WARTABANJAR.COM, BANJARMASIN- Sidang perkara dugaan penipuan dan penggelapan serta Tindak Pidana Pencucian Uang (TPPU) terkait dengan bisnis jual beli batubara, dengan terdakwa atas nama Rendy Aditya Utama, hari ini Senin (25/8/2025) bergulir di Pengadilan Negeri (PN) Banjarmasin.
Agenda sidang hari ini adalah mendengarkan keterangan saksi yang dihadirkan oleh Jaksa Penuntut Umum (JPU) dari Kejati Kalimantan Selatan (Kalsel).
Menariknya, saksi yang dihadirkan dalam persidangan hari ini adalah yang sudah pernah dihadirkan pada sidang sebelumnya pada Senin (11/8/2025) yakni Richard Arief Mulijadi.
Richard pada sidang sebelumnya dihadirkan paksa, karena dalam dua panggilan saksi sebelumnya tidak berhadir.
Diketahui, Richard ternyata juga ikut terseret dalam perkara ini, bahkan sudah berstatus tersangka dengan status tahanan rumah dan berada di Jakarta.
Kemudian ada satu saksi lainnya yang juga menjadi tersangka, yakni saksi bernama Ayu Tantri.

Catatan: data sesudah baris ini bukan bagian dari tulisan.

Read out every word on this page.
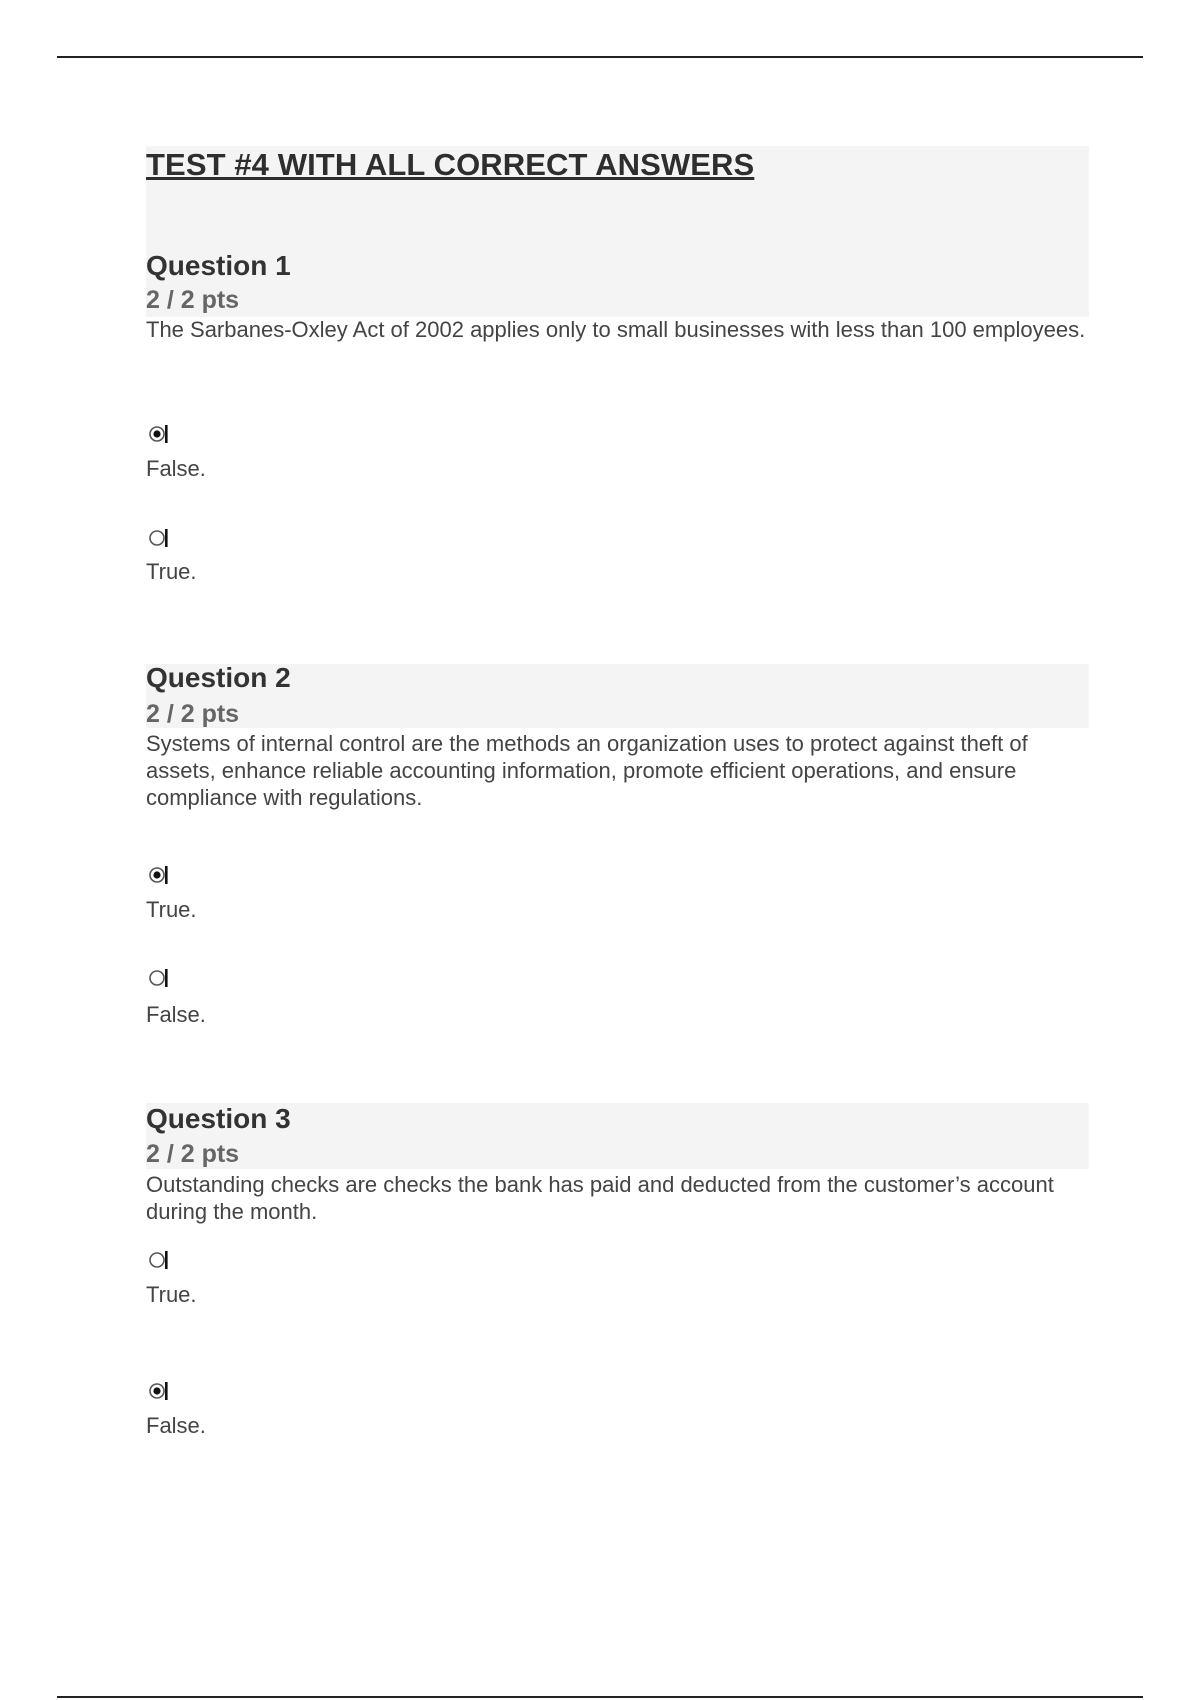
TEST #4 WITH ALL CORRECT ANSWERS
Question 1
2 / 2 pts
The Sarbanes-Oxley Act of 2002 applies only to small businesses with less than 100 employees.
False.
True.
Question 2
2 / 2 pts
Systems of internal control are the methods an organization uses to protect against theft of assets, enhance reliable accounting information, promote efficient operations, and ensure compliance with regulations.
True.
False.
Question 3
2 / 2 pts
Outstanding checks are checks the bank has paid and deducted from the customer’s account during the month.
True.
False.
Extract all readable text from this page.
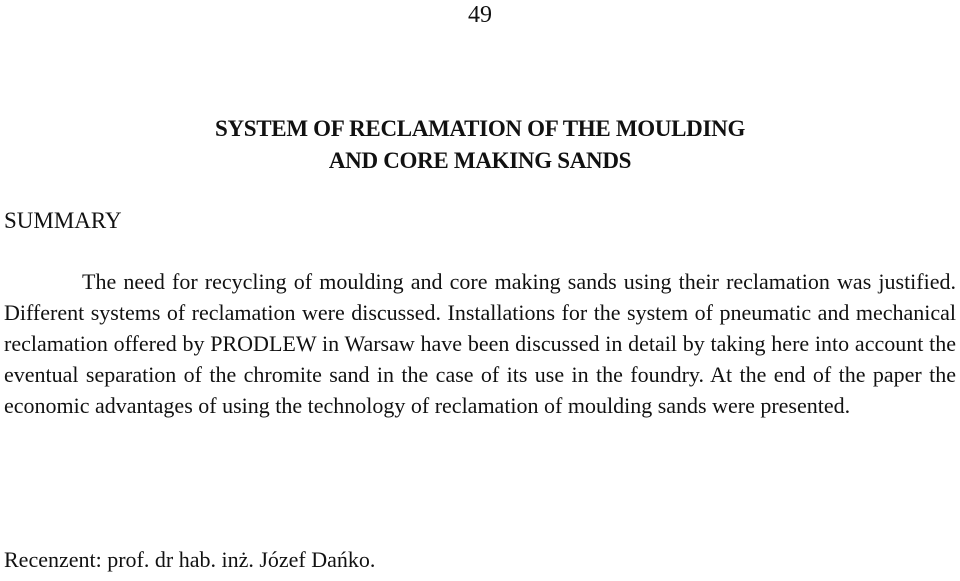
49
SYSTEM OF RECLAMATION OF THE MOULDING
AND CORE MAKING SANDS
SUMMARY

The need for recycling of moulding and core making sands using their reclamation was justified. Different systems of reclamation were discussed. Installations for the system of pneumatic and mechanical reclamation offered by PRODLEW in Warsaw have been discussed in detail by taking here into account the eventual separation of the chromite sand in the case of its use in the foundry. At the end of the paper the economic advantages of using the technology of reclamation of moulding sands were presented.

Recenzent: prof. dr hab. inż. Józef Dańko.
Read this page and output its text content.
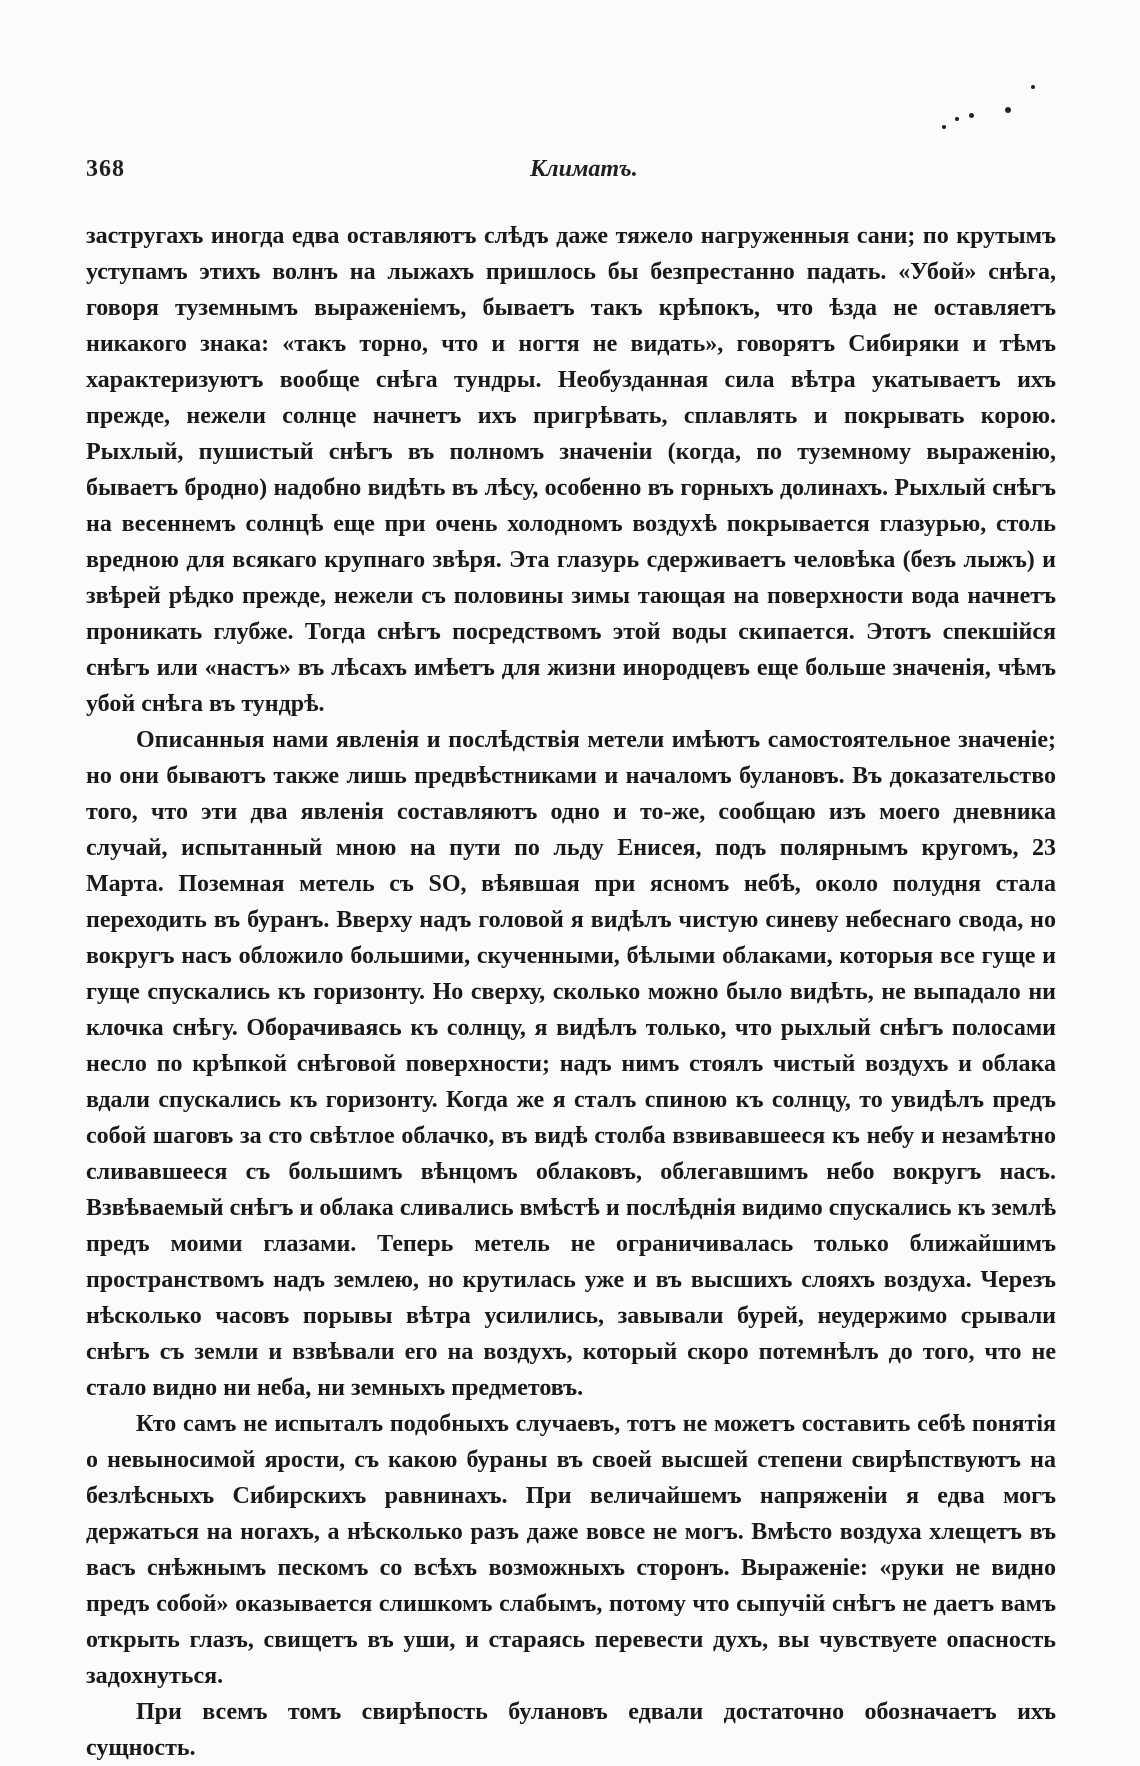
368	Климатъ.

застругахъ иногда едва оставляютъ слѣдъ даже тяжело нагруженныя сани; по крутымъ уступамъ этихъ волнъ на лыжахъ пришлось бы безпрестанно падать. «Убой» снѣга, говоря туземнымъ выраженіемъ, бываетъ такъ крѣпокъ, что ѣзда не оставляетъ никакого знака: «такъ торно, что и ногтя не видать», говорятъ Сибиряки и тѣмъ характеризуютъ вообще снѣга тундры. Необузданная сила вѣтра укатываетъ ихъ прежде, нежели солнце начнетъ ихъ пригрѣвать, сплавлять и покрывать корою. Рыхлый, пушистый снѣгъ въ полномъ значеніи (когда, по туземному выраженію, бываетъ бродно) надобно видѣть въ лѣсу, особенно въ горныхъ долинахъ. Рыхлый снѣгъ на весеннемъ солнцѣ еще при очень холодномъ воздухѣ покрывается глазурью, столь вредною для всякаго крупнаго звѣря. Эта глазурь сдерживаетъ человѣка (безъ лыжъ) и звѣрей рѣдко прежде, нежели съ половины зимы тающая на поверхности вода начнетъ проникать глубже. Тогда снѣгъ посредствомъ этой воды скипается. Этотъ спекшійся снѣгъ или «настъ» въ лѣсахъ имѣетъ для жизни инородцевъ еще больше значенія, чѣмъ убой снѣга въ тундрѣ.

Описанныя нами явленія и послѣдствія метели имѣютъ самостоятельное значеніе; но они бываютъ также лишь предвѣстниками и началомъ булановъ. Въ доказательство того, что эти два явленія составляютъ одно и то-же, сообщаю изъ моего дневника случай, испытанный мною на пути по льду Енисея, подъ полярнымъ кругомъ, 23 Марта. Поземная метель съ SO, вѣявшая при ясномъ небѣ, около полудня стала переходить въ буранъ. Вверху надъ головой я видѣлъ чистую синеву небеснаго свода, но вокругъ насъ обложило большими, скученными, бѣлыми облаками, которыя все гуще и гуще спускались къ горизонту. Но сверху, сколько можно было видѣть, не выпадало ни клочка снѣгу. Оборачиваясь къ солнцу, я видѣлъ только, что рыхлый снѣгъ полосами несло по крѣпкой снѣговой поверхности; надъ нимъ стоялъ чистый воздухъ и облака вдали спускались къ горизонту. Когда же я сталъ спиною къ солнцу, то увидѣлъ предъ собой шаговъ за сто свѣтлое облачко, въ видѣ столба взвивавшееся къ небу и незамѣтно сливавшееся съ большимъ вѣнцомъ облаковъ, облегавшимъ небо вокругъ насъ. Взвѣваемый снѣгъ и облака сливались вмѣстѣ и послѣднія видимо спускались къ землѣ предъ моими глазами. Теперь метель не ограничивалась только ближайшимъ пространствомъ надъ землею, но крутилась уже и въ высшихъ слояхъ воздуха. Черезъ нѣсколько часовъ порывы вѣтра усилились, завывали бурей, неудержимо срывали снѣгъ съ земли и взвѣвали его на воздухъ, который скоро потемнѣлъ до того, что не стало видно ни неба, ни земныхъ предметовъ.

Кто самъ не испыталъ подобныхъ случаевъ, тотъ не можетъ составить себѣ понятія о невыносимой ярости, съ какою бураны въ своей высшей степени свирѣпствуютъ на безлѣсныхъ Сибирскихъ равнинахъ. При величайшемъ напряженіи я едва могъ держаться на ногахъ, а нѣсколько разъ даже вовсе не могъ. Вмѣсто воздуха хлещетъ въ васъ снѣжнымъ пескомъ со всѣхъ возможныхъ сторонъ. Выраженіе: «руки не видно предъ собой» оказывается слишкомъ слабымъ, потому что сыпучій снѣгъ не даетъ вамъ открыть глазъ, свищетъ въ уши, и стараясь перевести духъ, вы чувствуете опасность задохнуться.

При всемъ томъ свирѣпость булановъ едвали достаточно обозначаетъ ихъ сущность.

Kemudian dalam persidangan, Richard pun kembali dicecar oleh Majelis Hakim terkait dengan perjanjian jual beli batubara tersebut.
Terdakwa Rendy sendiri dalam bisnis batubara ini selaku Direktur Utama P.T. Aditya Global Mining (AGLOMIN) yang telah melakukan perjanjian jual beli batubara dengan Isnan Fulanto selaku Direktur PT. Semesta Borneo Abadi (SBA).